Ogden Stadium
- Interactive map of Ogden Stadium
- Location: 668 17th Street Ogden, Utah, U.S.
- Coordinates: 41°14′14″N 111°57′43″W﻿ / ﻿41.23722°N 111.96194°W
- Capacity: 20,000
- Surface: Dirt

Construction
- Groundbreaking: June 9, 1930
- Opened: August 15, 1930

Website
- ogdencity.com/Facilities/Facility/Details/Ogden-Pioneer-Stadium-35

= Ogden Stadium =

Stadium in the U.S. state of Utah

Ogden Stadium, also known as Ogden Pioneer Stadium, is a multi-purpose stadium located within Lorin Farr Park (Note: Pool scenes in the 1993 sports film The Sandlot were filmed at the Lorin Farr Community Pool near the stadium.) in Ogden, Utah. The stadium seats around 20,000, but is not currently used for any of the four "major" United States sports.

== History ==
Citizens of Ogden, including representatives of the American Legion and Elks organizations, incorporated a committee in April 1928 to coordinate construction of a stadium. In February 1929, cost was estimated at $65,000. The following month, the City of Ogden agreed to support the effort, along with Weber Junior College and local school boards. The stadium was initially scheduled to open in the fall of 1929, with a college football game between the BYU Cougars and the Agricultural College of Utah (now the Utah State Aggies). In August, $75,000 was raised via bond sales, with the first game moved back, expected to feature Weber Junior College and the McKinley School of Honolulu in late October. In mid-October, during the Wall Street crash of 1929, the city effectively took over the stadium effort by creating a stadium board and agreeing to finance construction.
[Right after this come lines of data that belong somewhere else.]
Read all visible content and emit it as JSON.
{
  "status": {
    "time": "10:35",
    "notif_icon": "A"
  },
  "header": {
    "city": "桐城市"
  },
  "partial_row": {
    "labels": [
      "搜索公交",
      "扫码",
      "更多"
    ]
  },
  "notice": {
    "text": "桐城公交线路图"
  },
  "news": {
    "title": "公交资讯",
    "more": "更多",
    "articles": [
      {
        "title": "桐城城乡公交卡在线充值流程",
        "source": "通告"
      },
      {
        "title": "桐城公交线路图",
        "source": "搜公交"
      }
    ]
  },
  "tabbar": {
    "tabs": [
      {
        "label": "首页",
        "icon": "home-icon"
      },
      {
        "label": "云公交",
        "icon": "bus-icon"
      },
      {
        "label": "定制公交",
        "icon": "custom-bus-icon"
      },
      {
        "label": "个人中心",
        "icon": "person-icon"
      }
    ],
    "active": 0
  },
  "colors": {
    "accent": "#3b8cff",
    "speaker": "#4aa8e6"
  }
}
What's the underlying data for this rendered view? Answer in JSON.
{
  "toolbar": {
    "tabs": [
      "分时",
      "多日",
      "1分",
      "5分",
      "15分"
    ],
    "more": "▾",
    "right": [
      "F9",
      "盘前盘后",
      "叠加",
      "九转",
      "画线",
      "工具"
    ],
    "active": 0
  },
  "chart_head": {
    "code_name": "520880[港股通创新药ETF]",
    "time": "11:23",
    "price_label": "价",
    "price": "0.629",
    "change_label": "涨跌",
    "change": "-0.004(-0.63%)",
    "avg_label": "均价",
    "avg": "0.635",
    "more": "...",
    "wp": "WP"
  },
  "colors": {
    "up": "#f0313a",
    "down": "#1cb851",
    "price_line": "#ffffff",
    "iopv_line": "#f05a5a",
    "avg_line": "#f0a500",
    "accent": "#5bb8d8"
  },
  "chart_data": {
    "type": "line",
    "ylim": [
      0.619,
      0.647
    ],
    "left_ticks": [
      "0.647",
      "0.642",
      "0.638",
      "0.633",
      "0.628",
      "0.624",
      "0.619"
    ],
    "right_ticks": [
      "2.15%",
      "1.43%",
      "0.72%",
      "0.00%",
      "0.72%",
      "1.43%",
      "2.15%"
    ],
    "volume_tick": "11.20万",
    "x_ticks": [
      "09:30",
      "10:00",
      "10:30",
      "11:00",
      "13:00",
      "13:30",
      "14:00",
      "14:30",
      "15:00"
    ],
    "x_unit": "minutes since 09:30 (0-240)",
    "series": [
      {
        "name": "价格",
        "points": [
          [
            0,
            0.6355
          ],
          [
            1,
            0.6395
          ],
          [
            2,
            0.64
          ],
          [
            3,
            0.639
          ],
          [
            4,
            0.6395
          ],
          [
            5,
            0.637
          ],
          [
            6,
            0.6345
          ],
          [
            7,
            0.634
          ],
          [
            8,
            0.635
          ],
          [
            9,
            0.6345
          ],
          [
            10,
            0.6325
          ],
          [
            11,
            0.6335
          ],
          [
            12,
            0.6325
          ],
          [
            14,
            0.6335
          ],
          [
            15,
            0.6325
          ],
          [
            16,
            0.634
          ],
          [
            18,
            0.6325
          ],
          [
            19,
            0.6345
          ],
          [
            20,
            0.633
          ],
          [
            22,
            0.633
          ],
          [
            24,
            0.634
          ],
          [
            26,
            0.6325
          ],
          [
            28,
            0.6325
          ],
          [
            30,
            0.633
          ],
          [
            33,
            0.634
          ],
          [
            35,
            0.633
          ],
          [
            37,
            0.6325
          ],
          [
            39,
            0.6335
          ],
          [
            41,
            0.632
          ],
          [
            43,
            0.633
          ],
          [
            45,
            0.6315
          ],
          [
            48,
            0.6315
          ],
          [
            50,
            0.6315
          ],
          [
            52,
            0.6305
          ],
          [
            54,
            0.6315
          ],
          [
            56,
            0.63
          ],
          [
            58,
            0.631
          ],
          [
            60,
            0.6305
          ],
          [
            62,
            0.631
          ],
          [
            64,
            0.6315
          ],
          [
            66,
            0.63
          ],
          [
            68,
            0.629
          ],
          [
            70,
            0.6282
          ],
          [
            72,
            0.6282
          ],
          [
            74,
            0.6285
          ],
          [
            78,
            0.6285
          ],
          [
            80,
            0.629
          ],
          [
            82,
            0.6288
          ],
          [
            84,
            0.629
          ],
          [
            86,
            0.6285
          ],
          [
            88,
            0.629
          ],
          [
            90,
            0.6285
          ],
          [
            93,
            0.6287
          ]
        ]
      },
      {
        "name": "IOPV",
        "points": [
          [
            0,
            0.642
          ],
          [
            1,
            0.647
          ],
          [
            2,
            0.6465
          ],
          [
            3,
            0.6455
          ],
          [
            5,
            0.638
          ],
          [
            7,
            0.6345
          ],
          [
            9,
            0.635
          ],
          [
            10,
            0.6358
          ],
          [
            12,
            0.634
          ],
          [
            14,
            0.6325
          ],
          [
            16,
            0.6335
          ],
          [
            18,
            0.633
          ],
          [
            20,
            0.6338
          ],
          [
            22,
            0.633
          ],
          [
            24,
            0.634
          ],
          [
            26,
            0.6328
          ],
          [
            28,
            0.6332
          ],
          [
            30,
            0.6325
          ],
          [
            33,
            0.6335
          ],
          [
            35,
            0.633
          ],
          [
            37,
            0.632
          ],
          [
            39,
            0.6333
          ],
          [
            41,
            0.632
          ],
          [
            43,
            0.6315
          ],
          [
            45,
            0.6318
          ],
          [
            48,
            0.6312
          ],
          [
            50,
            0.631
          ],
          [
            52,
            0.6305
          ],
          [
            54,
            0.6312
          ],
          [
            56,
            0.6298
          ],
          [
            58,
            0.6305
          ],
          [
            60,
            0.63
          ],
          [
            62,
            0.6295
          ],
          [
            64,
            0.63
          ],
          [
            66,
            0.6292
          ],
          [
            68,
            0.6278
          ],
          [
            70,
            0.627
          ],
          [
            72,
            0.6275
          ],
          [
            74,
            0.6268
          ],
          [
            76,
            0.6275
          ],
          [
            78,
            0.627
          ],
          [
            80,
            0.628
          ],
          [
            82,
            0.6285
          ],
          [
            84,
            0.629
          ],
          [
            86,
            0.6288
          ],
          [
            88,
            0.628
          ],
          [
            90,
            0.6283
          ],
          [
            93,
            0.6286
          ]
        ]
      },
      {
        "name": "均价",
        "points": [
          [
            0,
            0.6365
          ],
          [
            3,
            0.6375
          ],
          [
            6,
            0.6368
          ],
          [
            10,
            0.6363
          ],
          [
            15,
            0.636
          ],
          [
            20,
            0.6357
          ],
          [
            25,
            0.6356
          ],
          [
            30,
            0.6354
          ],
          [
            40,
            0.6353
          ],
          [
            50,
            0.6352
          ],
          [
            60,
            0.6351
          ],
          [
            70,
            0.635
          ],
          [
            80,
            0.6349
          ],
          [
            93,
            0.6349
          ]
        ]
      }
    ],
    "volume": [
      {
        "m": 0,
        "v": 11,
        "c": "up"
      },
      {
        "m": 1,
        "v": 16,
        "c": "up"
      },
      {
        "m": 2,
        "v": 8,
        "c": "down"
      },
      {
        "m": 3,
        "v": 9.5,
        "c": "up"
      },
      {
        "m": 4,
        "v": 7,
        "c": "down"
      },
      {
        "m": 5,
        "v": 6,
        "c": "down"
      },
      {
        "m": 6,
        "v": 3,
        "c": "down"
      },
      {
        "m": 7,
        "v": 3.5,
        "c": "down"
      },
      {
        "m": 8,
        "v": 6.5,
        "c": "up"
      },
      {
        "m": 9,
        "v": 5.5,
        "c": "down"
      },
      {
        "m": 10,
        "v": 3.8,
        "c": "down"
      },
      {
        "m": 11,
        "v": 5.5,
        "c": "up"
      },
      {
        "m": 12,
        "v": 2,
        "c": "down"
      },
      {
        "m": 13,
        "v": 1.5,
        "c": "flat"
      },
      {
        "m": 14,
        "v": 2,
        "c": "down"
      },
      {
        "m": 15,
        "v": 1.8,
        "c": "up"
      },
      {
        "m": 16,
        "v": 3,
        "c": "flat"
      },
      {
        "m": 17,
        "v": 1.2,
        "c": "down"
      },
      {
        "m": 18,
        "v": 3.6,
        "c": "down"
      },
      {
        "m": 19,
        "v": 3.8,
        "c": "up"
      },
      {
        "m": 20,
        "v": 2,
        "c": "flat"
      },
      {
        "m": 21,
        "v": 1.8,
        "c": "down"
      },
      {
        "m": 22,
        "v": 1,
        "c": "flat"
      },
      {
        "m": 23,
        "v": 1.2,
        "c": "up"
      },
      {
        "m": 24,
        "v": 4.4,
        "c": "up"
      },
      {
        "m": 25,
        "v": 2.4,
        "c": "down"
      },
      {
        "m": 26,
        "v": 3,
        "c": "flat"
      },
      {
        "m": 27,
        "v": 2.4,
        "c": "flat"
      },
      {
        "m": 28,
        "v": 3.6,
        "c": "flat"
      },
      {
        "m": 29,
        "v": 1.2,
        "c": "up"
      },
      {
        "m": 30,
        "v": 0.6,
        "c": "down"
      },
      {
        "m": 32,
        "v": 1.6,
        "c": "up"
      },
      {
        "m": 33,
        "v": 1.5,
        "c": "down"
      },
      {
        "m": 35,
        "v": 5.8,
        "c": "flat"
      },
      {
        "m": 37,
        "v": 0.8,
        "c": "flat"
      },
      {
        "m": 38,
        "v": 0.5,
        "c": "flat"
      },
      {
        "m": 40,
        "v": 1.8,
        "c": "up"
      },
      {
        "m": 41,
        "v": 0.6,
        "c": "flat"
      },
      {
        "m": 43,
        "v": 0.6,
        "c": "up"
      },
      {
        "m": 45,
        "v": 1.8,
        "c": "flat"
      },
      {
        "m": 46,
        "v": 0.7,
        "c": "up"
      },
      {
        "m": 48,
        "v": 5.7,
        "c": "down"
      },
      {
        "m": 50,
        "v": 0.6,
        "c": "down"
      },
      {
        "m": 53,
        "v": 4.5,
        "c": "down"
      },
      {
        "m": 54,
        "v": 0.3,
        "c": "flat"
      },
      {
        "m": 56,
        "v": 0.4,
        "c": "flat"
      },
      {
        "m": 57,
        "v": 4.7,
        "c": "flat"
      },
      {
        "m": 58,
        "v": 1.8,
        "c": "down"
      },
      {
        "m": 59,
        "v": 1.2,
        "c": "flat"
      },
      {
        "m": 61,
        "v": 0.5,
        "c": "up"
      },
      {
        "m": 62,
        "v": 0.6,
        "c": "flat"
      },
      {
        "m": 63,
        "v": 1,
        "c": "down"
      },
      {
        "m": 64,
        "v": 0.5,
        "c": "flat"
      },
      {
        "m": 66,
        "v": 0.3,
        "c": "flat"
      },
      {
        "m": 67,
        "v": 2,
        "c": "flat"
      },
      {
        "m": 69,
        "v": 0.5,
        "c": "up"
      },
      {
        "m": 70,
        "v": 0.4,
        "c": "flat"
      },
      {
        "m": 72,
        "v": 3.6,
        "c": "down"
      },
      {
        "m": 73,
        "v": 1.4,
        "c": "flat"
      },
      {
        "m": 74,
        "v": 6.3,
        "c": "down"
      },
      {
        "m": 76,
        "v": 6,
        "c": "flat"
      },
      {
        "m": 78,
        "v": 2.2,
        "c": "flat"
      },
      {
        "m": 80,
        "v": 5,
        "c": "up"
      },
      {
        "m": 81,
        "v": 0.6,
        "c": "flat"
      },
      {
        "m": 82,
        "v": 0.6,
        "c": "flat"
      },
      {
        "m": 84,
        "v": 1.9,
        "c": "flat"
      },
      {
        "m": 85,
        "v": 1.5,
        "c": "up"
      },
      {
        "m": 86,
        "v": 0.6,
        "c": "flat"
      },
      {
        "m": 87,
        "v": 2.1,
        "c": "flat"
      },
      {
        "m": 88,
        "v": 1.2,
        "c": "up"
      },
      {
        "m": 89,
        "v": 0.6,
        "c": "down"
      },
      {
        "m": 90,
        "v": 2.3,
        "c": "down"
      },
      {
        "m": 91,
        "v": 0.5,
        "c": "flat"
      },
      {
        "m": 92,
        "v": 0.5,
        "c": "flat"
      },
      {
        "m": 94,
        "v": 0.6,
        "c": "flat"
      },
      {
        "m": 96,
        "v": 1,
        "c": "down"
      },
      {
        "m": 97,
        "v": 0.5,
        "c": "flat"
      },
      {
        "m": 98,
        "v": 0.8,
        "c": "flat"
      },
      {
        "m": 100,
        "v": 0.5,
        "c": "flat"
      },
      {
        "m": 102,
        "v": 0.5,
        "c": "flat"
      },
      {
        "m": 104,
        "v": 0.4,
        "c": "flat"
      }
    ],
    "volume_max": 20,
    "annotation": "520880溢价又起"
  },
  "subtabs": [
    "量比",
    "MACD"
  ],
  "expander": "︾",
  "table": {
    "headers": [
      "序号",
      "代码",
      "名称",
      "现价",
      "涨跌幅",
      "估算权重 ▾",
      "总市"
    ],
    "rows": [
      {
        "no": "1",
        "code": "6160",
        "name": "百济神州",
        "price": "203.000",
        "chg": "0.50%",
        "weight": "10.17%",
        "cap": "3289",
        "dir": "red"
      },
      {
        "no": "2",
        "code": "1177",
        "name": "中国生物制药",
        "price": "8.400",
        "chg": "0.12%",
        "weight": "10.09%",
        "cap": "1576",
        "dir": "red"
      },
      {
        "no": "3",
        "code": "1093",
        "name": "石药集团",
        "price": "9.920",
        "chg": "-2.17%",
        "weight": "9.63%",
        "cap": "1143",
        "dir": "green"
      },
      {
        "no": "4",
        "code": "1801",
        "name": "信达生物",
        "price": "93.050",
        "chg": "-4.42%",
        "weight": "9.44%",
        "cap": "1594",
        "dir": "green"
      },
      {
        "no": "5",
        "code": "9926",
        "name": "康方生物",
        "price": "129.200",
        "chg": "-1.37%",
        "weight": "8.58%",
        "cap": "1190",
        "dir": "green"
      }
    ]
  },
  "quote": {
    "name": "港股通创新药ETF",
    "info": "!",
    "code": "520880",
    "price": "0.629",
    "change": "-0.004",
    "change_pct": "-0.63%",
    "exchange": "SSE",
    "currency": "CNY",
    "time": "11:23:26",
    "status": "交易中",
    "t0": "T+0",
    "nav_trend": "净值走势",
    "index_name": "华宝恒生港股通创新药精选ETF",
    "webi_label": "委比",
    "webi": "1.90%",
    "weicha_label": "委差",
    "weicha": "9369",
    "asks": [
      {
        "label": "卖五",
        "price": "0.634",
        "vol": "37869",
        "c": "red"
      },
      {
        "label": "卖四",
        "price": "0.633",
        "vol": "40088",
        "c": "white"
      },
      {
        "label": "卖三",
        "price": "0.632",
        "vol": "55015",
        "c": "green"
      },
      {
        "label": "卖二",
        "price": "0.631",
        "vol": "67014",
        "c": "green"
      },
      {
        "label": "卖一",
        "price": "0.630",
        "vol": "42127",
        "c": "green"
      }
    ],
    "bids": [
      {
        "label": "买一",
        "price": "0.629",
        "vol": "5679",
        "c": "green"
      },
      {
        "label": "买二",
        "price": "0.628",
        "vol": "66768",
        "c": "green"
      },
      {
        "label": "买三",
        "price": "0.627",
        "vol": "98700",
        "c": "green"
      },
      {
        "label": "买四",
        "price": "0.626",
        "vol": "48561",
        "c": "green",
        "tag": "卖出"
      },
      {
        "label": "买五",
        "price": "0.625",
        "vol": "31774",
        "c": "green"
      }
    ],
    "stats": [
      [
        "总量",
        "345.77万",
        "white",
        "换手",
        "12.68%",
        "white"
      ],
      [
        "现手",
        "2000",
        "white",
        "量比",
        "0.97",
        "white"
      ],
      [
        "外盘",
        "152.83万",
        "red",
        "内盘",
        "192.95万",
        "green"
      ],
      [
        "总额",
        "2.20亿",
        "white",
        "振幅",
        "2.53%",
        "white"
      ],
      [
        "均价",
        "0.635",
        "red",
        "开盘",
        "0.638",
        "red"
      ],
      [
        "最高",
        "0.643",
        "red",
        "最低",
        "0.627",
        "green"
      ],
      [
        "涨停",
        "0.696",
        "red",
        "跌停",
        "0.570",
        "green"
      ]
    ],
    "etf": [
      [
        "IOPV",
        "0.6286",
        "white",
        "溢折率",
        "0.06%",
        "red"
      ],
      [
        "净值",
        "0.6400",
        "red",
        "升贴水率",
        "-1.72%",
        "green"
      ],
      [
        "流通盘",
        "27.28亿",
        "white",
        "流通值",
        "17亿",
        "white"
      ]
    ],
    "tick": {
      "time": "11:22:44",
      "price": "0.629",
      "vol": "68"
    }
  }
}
Construction of the stadium began on June 9, 1930, was completed during the summer of 1930, and the stadium was first used on August 15, for a fireworks show and big bands to celebrate the start of an athletics meet sponsored by the Union Pacific Railroad. Lighting was in place weeks later, as the Utah State freshman squad defeated Weber Junior College in a night game on October 10.

The stadium hosted various college football contests, including games with the Idaho State Bengals, Nevada Wolf Pack, and Utah Utes. It was also used as a boxing venue, featuring champions such as Max Baer, Ezzard Charles, Gene Fullmer, and Joey Maxim.

== Current usage ==
The stadium also plays host to the Ogden Pioneer Days Rodeo, which is held every year during the week of Utah's Pioneer Day.